A total of 259 military cadets were detained on coup charges on July 16, 2016 and were arrested four days later. The cadets were indicted a year after they were put in pretrial detention, and their trial was concluded in May 2018.

One hundred seventy-eight of the cadets were given life sentences on charges of attempting to overturn the constitutional order and attempting to overthrow the Turkish government and parliament by use of force as well as membership in a terrorist organization.

A tearful Çetinkaya said in the video that the former military cadets have been oppressed for six years, asking: “Isn’t it enough yet? Aren’t you done with your hatred?”

“They took the two former cadets to another cell after beating them. … And they refused to inform their families where they were taken. Where are their human rights?” Çetinkaya said.

Human rights defender and Peoples’ Democratic Party (HDP) deputy Ömer Faruk Gergerlioğlu posted a tweet about the incident addressing the Justice Ministry and Justice Minister Abdülhamit Gül.

“What is this suffering of former military cadets and their parents at the hands of the Justice Ministry and Justice Minister Abdülhamit Gül? They have turned prisons into dungeons! What is this lack of order and this oppression?” he tweeted.

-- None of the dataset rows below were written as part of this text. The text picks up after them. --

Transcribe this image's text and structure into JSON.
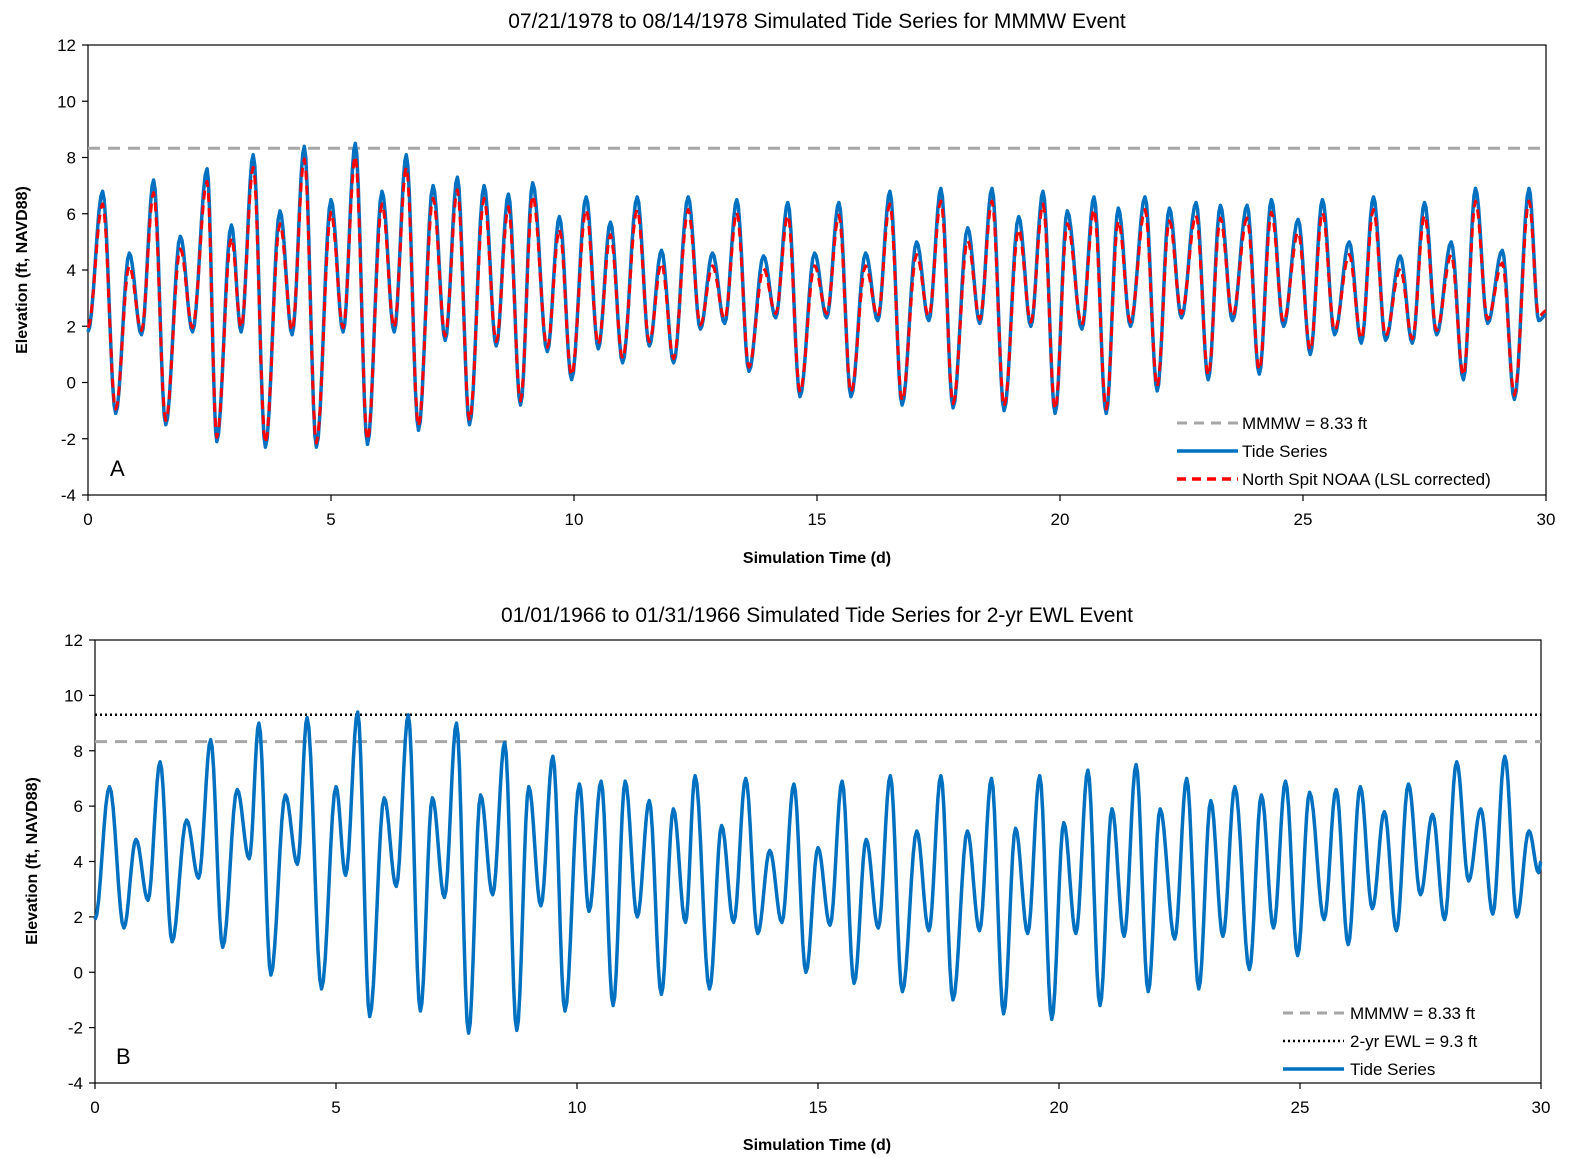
{
  "chart_data": [
    {
      "type": "line",
      "panel": "A",
      "title": "07/21/1978 to 08/14/1978 Simulated Tide Series for MMMW Event",
      "xlabel": "Simulation Time (d)",
      "ylabel": "Elevation (ft, NAVD88)",
      "xlim": [
        0,
        30
      ],
      "ylim": [
        -4,
        12
      ],
      "xticks": [
        0,
        5,
        10,
        15,
        20,
        25,
        30
      ],
      "yticks": [
        -4,
        -2,
        0,
        2,
        4,
        6,
        8,
        10,
        12
      ],
      "grid": false,
      "legend_position": "bottom-right",
      "reference_lines": [
        {
          "name": "MMMW = 8.33 ft",
          "y": 8.33,
          "style": "dashed",
          "color": "#a6a6a6"
        }
      ],
      "series": [
        {
          "name": "Tide Series",
          "color": "#0070c0",
          "style": "solid",
          "extrema": [
            [
              0,
              1.8
            ],
            [
              0.3,
              6.8
            ],
            [
              0.57,
              -1.1
            ],
            [
              0.85,
              4.6
            ],
            [
              1.1,
              1.7
            ],
            [
              1.35,
              7.2
            ],
            [
              1.6,
              -1.5
            ],
            [
              1.9,
              5.2
            ],
            [
              2.15,
              1.8
            ],
            [
              2.45,
              7.6
            ],
            [
              2.65,
              -2.1
            ],
            [
              2.95,
              5.6
            ],
            [
              3.15,
              1.8
            ],
            [
              3.4,
              8.1
            ],
            [
              3.65,
              -2.3
            ],
            [
              3.95,
              6.1
            ],
            [
              4.2,
              1.7
            ],
            [
              4.45,
              8.4
            ],
            [
              4.7,
              -2.3
            ],
            [
              5.0,
              6.5
            ],
            [
              5.25,
              1.8
            ],
            [
              5.5,
              8.5
            ],
            [
              5.75,
              -2.2
            ],
            [
              6.05,
              6.8
            ],
            [
              6.3,
              1.8
            ],
            [
              6.55,
              8.1
            ],
            [
              6.8,
              -1.7
            ],
            [
              7.1,
              7.0
            ],
            [
              7.35,
              1.5
            ],
            [
              7.6,
              7.3
            ],
            [
              7.85,
              -1.5
            ],
            [
              8.15,
              7.0
            ],
            [
              8.4,
              1.3
            ],
            [
              8.65,
              6.7
            ],
            [
              8.9,
              -0.8
            ],
            [
              9.15,
              7.1
            ],
            [
              9.45,
              1.1
            ],
            [
              9.7,
              5.9
            ],
            [
              9.95,
              0.1
            ],
            [
              10.25,
              6.6
            ],
            [
              10.5,
              1.2
            ],
            [
              10.75,
              5.7
            ],
            [
              11.0,
              0.7
            ],
            [
              11.3,
              6.6
            ],
            [
              11.55,
              1.3
            ],
            [
              11.8,
              4.7
            ],
            [
              12.05,
              0.7
            ],
            [
              12.35,
              6.6
            ],
            [
              12.6,
              1.9
            ],
            [
              12.85,
              4.6
            ],
            [
              13.1,
              2.1
            ],
            [
              13.35,
              6.5
            ],
            [
              13.6,
              0.4
            ],
            [
              13.9,
              4.5
            ],
            [
              14.15,
              2.3
            ],
            [
              14.4,
              6.4
            ],
            [
              14.65,
              -0.5
            ],
            [
              14.95,
              4.6
            ],
            [
              15.2,
              2.3
            ],
            [
              15.45,
              6.4
            ],
            [
              15.7,
              -0.5
            ],
            [
              16.0,
              4.6
            ],
            [
              16.25,
              2.2
            ],
            [
              16.5,
              6.8
            ],
            [
              16.75,
              -0.8
            ],
            [
              17.05,
              5.0
            ],
            [
              17.3,
              2.2
            ],
            [
              17.55,
              6.9
            ],
            [
              17.8,
              -0.9
            ],
            [
              18.1,
              5.5
            ],
            [
              18.35,
              2.1
            ],
            [
              18.6,
              6.9
            ],
            [
              18.85,
              -1.0
            ],
            [
              19.15,
              5.9
            ],
            [
              19.4,
              2.0
            ],
            [
              19.65,
              6.8
            ],
            [
              19.9,
              -1.1
            ],
            [
              20.15,
              6.1
            ],
            [
              20.45,
              1.9
            ],
            [
              20.7,
              6.6
            ],
            [
              20.95,
              -1.1
            ],
            [
              21.2,
              6.2
            ],
            [
              21.45,
              2.0
            ],
            [
              21.75,
              6.6
            ],
            [
              22.0,
              -0.3
            ],
            [
              22.25,
              6.2
            ],
            [
              22.5,
              2.3
            ],
            [
              22.8,
              6.4
            ],
            [
              23.05,
              0.1
            ],
            [
              23.3,
              6.3
            ],
            [
              23.55,
              2.2
            ],
            [
              23.85,
              6.3
            ],
            [
              24.1,
              0.3
            ],
            [
              24.35,
              6.5
            ],
            [
              24.6,
              2.0
            ],
            [
              24.9,
              5.8
            ],
            [
              25.15,
              1.0
            ],
            [
              25.4,
              6.5
            ],
            [
              25.65,
              1.7
            ],
            [
              25.95,
              5.0
            ],
            [
              26.2,
              1.4
            ],
            [
              26.45,
              6.6
            ],
            [
              26.7,
              1.5
            ],
            [
              27.0,
              4.5
            ],
            [
              27.25,
              1.4
            ],
            [
              27.5,
              6.4
            ],
            [
              27.75,
              1.7
            ],
            [
              28.05,
              5.0
            ],
            [
              28.3,
              0.1
            ],
            [
              28.55,
              6.9
            ],
            [
              28.8,
              2.1
            ],
            [
              29.1,
              4.7
            ],
            [
              29.35,
              -0.6
            ],
            [
              29.65,
              6.9
            ],
            [
              29.85,
              2.2
            ],
            [
              30.0,
              2.4
            ]
          ]
        },
        {
          "name": "North Spit NOAA (LSL corrected)",
          "color": "#ff0000",
          "style": "dashed",
          "note_offset_from_tide": "slightly lower peaks (about 0.5 ft)"
        }
      ]
    },
    {
      "type": "line",
      "panel": "B",
      "title": "01/01/1966 to 01/31/1966 Simulated Tide Series for 2-yr EWL Event",
      "xlabel": "Simulation Time (d)",
      "ylabel": "Elevation (ft, NAVD88)",
      "xlim": [
        0,
        30
      ],
      "ylim": [
        -4,
        12
      ],
      "xticks": [
        0,
        5,
        10,
        15,
        20,
        25,
        30
      ],
      "yticks": [
        -4,
        -2,
        0,
        2,
        4,
        6,
        8,
        10,
        12
      ],
      "grid": false,
      "legend_position": "bottom-right",
      "reference_lines": [
        {
          "name": "MMMW = 8.33 ft",
          "y": 8.33,
          "style": "dashed",
          "color": "#a6a6a6"
        },
        {
          "name": "2-yr EWL = 9.3 ft",
          "y": 9.3,
          "style": "dotted",
          "color": "#000000"
        }
      ],
      "series": [
        {
          "name": "Tide Series",
          "color": "#0070c0",
          "style": "solid",
          "extrema": [
            [
              0,
              1.9
            ],
            [
              0.3,
              6.7
            ],
            [
              0.6,
              1.6
            ],
            [
              0.85,
              4.8
            ],
            [
              1.1,
              2.6
            ],
            [
              1.35,
              7.6
            ],
            [
              1.6,
              1.1
            ],
            [
              1.9,
              5.5
            ],
            [
              2.15,
              3.4
            ],
            [
              2.4,
              8.4
            ],
            [
              2.65,
              0.9
            ],
            [
              2.95,
              6.6
            ],
            [
              3.2,
              4.1
            ],
            [
              3.4,
              9.0
            ],
            [
              3.65,
              -0.1
            ],
            [
              3.95,
              6.4
            ],
            [
              4.2,
              3.9
            ],
            [
              4.4,
              9.2
            ],
            [
              4.7,
              -0.6
            ],
            [
              5.0,
              6.7
            ],
            [
              5.2,
              3.5
            ],
            [
              5.45,
              9.4
            ],
            [
              5.7,
              -1.6
            ],
            [
              6.0,
              6.3
            ],
            [
              6.25,
              3.1
            ],
            [
              6.5,
              9.3
            ],
            [
              6.75,
              -1.4
            ],
            [
              7.0,
              6.3
            ],
            [
              7.25,
              2.7
            ],
            [
              7.5,
              9.0
            ],
            [
              7.75,
              -2.2
            ],
            [
              8.0,
              6.4
            ],
            [
              8.25,
              2.8
            ],
            [
              8.5,
              8.3
            ],
            [
              8.75,
              -2.1
            ],
            [
              9.0,
              6.7
            ],
            [
              9.25,
              2.4
            ],
            [
              9.5,
              7.8
            ],
            [
              9.75,
              -1.4
            ],
            [
              10.05,
              6.8
            ],
            [
              10.25,
              2.2
            ],
            [
              10.5,
              6.9
            ],
            [
              10.75,
              -1.2
            ],
            [
              11.0,
              6.9
            ],
            [
              11.25,
              2.0
            ],
            [
              11.5,
              6.2
            ],
            [
              11.75,
              -0.8
            ],
            [
              12.0,
              5.9
            ],
            [
              12.25,
              1.8
            ],
            [
              12.45,
              7.1
            ],
            [
              12.75,
              -0.6
            ],
            [
              13.0,
              5.3
            ],
            [
              13.25,
              1.8
            ],
            [
              13.5,
              7.0
            ],
            [
              13.75,
              1.4
            ],
            [
              14.0,
              4.4
            ],
            [
              14.25,
              1.8
            ],
            [
              14.5,
              6.8
            ],
            [
              14.75,
              0.0
            ],
            [
              15.0,
              4.5
            ],
            [
              15.25,
              1.7
            ],
            [
              15.5,
              6.9
            ],
            [
              15.75,
              -0.4
            ],
            [
              16.0,
              4.8
            ],
            [
              16.25,
              1.6
            ],
            [
              16.5,
              7.1
            ],
            [
              16.75,
              -0.7
            ],
            [
              17.05,
              5.1
            ],
            [
              17.3,
              1.5
            ],
            [
              17.55,
              7.1
            ],
            [
              17.8,
              -1.0
            ],
            [
              18.1,
              5.1
            ],
            [
              18.35,
              1.5
            ],
            [
              18.6,
              7.0
            ],
            [
              18.85,
              -1.5
            ],
            [
              19.1,
              5.2
            ],
            [
              19.35,
              1.4
            ],
            [
              19.6,
              7.1
            ],
            [
              19.85,
              -1.7
            ],
            [
              20.1,
              5.4
            ],
            [
              20.35,
              1.4
            ],
            [
              20.6,
              7.3
            ],
            [
              20.85,
              -1.2
            ],
            [
              21.1,
              5.9
            ],
            [
              21.35,
              1.3
            ],
            [
              21.6,
              7.5
            ],
            [
              21.85,
              -0.7
            ],
            [
              22.1,
              5.9
            ],
            [
              22.4,
              1.2
            ],
            [
              22.65,
              7.0
            ],
            [
              22.9,
              -0.6
            ],
            [
              23.15,
              6.2
            ],
            [
              23.4,
              1.3
            ],
            [
              23.65,
              6.7
            ],
            [
              23.95,
              0.1
            ],
            [
              24.2,
              6.4
            ],
            [
              24.45,
              1.6
            ],
            [
              24.7,
              6.9
            ],
            [
              24.95,
              0.6
            ],
            [
              25.2,
              6.5
            ],
            [
              25.5,
              1.9
            ],
            [
              25.75,
              6.6
            ],
            [
              26.0,
              1.0
            ],
            [
              26.25,
              6.7
            ],
            [
              26.5,
              2.3
            ],
            [
              26.75,
              5.8
            ],
            [
              27.0,
              1.5
            ],
            [
              27.25,
              6.8
            ],
            [
              27.5,
              2.8
            ],
            [
              27.75,
              5.7
            ],
            [
              28.0,
              1.9
            ],
            [
              28.25,
              7.6
            ],
            [
              28.5,
              3.3
            ],
            [
              28.75,
              5.9
            ],
            [
              29.0,
              2.1
            ],
            [
              29.25,
              7.8
            ],
            [
              29.5,
              2.0
            ],
            [
              29.75,
              5.1
            ],
            [
              29.95,
              3.6
            ],
            [
              30.0,
              4.0
            ]
          ]
        }
      ]
    }
  ]
}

The cadets say they didn’t know a coup attempt was underway and were acting on orders from their superiors, who told them there was a terrorist attack.

The military coup attempt killed 251 people and wounded more than a thousand others. Immediately after the abortive putsch, the Justice and Development Party (AKP) government along with President Recep Tayyip Erdoğan pinned the blame on the faith-based Gülen movement. The movement strongly denies any involvement.